LinkedIn's Dan Nye Speaks!
The rumors have been a-flyin’ recently about the reported talks between LinkedIn and News Corp.
Billing itself as the “professional” social network, the serious cousin to the party-hearty twins of MySpace and Facebook, the LinkedIn service is squarely aimed at those with a task in mind from networking to recruiting to career advancement.
In many ways, it is trying to be a business classified service with online presence and connection elements woven in. LinkedIn execs, in fact, throw around the term, “productivity tool,” much in the same way Facebook likes to talk about the joys of “SuperPoking” (by the way, not so joyful to adults).
With 16 million users from all sorts of sectors and spread out globally, LinkedIn getting a look-see by News Corp. makes a lot of sense. It just bought Dow Jones (owner of this site) and its flagship business newspaper The Wall Street Journal, and owns many newspapers, all of which need an online answer to the diminishing print employment-classified business.
In any case, I talked to newly installed LinkedIn CEO Dan Nye recently (before the recent rumors) about the company:
(I still am having problems with the Brightcove player, so I uploaded the video to YouTube.)
Better still, LinkedIn–which was founded by serial entrepreneur Reid Hoffman–actually makes some money on its premium services and listings, with revenues of $10 million in 2006. Company execs predict that revenue will grow to $75 million to $100 million next year.

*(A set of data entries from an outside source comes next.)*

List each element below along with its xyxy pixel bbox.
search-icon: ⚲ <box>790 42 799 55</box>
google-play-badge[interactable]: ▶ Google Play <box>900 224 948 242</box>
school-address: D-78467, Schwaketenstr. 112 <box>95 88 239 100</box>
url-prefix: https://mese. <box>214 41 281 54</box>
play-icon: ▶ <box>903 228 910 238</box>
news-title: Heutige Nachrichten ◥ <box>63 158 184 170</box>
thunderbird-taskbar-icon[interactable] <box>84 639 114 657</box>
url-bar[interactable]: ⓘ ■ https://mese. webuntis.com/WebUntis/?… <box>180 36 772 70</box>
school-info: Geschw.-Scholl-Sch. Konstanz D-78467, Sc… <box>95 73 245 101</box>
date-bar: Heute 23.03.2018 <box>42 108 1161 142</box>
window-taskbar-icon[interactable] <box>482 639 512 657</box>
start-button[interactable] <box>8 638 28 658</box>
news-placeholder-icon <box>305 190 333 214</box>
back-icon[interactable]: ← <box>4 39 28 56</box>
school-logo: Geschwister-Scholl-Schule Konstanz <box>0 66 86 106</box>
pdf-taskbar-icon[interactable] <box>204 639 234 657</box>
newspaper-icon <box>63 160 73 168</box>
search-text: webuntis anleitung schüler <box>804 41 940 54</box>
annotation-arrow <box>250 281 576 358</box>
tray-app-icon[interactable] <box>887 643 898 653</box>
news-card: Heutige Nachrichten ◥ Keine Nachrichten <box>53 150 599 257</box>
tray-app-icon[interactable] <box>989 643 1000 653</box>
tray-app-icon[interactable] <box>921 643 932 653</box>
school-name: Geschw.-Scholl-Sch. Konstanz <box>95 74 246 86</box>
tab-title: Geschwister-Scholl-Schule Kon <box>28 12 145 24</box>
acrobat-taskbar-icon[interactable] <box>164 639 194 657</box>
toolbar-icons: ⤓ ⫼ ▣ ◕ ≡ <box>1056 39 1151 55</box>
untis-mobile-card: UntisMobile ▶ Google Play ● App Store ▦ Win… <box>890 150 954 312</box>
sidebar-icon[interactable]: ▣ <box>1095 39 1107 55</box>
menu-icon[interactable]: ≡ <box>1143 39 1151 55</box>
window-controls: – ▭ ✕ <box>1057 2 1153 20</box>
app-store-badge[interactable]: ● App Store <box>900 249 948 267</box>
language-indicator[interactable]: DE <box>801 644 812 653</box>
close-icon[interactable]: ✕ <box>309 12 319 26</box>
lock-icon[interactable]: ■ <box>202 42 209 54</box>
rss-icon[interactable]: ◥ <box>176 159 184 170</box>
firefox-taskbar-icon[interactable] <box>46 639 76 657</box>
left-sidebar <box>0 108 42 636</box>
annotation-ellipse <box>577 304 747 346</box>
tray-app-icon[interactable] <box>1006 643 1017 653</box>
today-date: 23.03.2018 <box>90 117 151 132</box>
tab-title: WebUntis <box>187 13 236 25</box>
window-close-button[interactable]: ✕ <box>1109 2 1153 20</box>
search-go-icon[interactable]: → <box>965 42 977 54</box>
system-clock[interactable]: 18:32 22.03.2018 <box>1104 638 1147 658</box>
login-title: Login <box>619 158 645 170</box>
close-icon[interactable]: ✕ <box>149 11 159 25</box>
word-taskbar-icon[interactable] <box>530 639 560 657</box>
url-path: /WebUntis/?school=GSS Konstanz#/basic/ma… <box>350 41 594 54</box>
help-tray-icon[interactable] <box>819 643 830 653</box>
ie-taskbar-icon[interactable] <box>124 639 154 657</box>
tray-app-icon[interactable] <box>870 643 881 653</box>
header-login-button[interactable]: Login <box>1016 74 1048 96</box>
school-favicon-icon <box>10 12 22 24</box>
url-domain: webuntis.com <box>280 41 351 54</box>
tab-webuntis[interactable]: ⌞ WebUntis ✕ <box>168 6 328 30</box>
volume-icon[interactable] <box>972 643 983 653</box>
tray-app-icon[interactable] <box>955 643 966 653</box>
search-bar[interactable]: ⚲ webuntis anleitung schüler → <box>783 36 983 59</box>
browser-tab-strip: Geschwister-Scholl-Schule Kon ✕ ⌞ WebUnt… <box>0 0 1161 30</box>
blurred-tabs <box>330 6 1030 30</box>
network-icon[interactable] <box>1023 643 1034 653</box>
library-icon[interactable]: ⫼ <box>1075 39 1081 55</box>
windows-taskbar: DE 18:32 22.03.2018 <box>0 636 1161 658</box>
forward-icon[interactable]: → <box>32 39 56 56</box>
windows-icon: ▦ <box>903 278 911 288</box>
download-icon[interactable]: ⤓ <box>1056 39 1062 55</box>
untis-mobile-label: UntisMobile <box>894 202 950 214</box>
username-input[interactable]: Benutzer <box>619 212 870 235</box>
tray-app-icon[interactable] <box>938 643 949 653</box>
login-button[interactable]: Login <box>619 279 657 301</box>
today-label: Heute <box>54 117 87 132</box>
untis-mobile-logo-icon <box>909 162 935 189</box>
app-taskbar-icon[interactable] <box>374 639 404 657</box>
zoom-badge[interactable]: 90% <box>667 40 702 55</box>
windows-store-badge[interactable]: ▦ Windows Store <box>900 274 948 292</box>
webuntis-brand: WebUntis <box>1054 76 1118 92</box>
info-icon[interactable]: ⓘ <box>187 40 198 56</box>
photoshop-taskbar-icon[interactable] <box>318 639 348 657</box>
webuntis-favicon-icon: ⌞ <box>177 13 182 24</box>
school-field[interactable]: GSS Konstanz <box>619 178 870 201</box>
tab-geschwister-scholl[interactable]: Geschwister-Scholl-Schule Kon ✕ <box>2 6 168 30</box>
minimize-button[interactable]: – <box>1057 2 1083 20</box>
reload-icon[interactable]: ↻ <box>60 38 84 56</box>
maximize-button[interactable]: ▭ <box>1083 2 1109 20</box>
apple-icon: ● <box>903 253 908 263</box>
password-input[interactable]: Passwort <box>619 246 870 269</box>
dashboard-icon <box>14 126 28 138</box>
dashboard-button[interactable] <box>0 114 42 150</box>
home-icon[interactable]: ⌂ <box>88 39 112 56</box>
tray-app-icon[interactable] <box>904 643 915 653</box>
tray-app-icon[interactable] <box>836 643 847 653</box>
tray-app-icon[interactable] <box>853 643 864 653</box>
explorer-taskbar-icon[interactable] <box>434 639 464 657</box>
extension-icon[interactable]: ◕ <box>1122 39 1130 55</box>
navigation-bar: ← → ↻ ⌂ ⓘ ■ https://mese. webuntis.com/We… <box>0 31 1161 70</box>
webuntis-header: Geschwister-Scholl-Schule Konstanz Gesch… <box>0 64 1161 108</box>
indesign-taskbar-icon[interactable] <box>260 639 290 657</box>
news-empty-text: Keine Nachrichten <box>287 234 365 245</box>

That’s pocket change to a giant like News Corp., of course, although figures floated for the deal top $1 billion–a lofty number whose floaters are probably its investors looking to cash in.
That might be too pricey for News Corp., whose efforts in the arena are apparently being led by Executive Vice President Jeremy Philips. It has also looked at similar companies like Germany’s Xing (before the News Corp. purchase, Dow Jones was also reportedly eyeing Xing) and other such sites.
In addition, Hoffman and others at LinkedIn have talked about an IPO.
That possibility and any acquisition remains to be seen. LinkedIn Nye, who took over from Hoffman recently (the founder remains the company’s chairman), seems pretty confident.
In a piece published yesterday, Nye told Fortune’s Adam Lashinsky that it would take “a helluva lot” to get LinkedIn off the independent path. Well, we’ll see what a helluva weighs, I guess.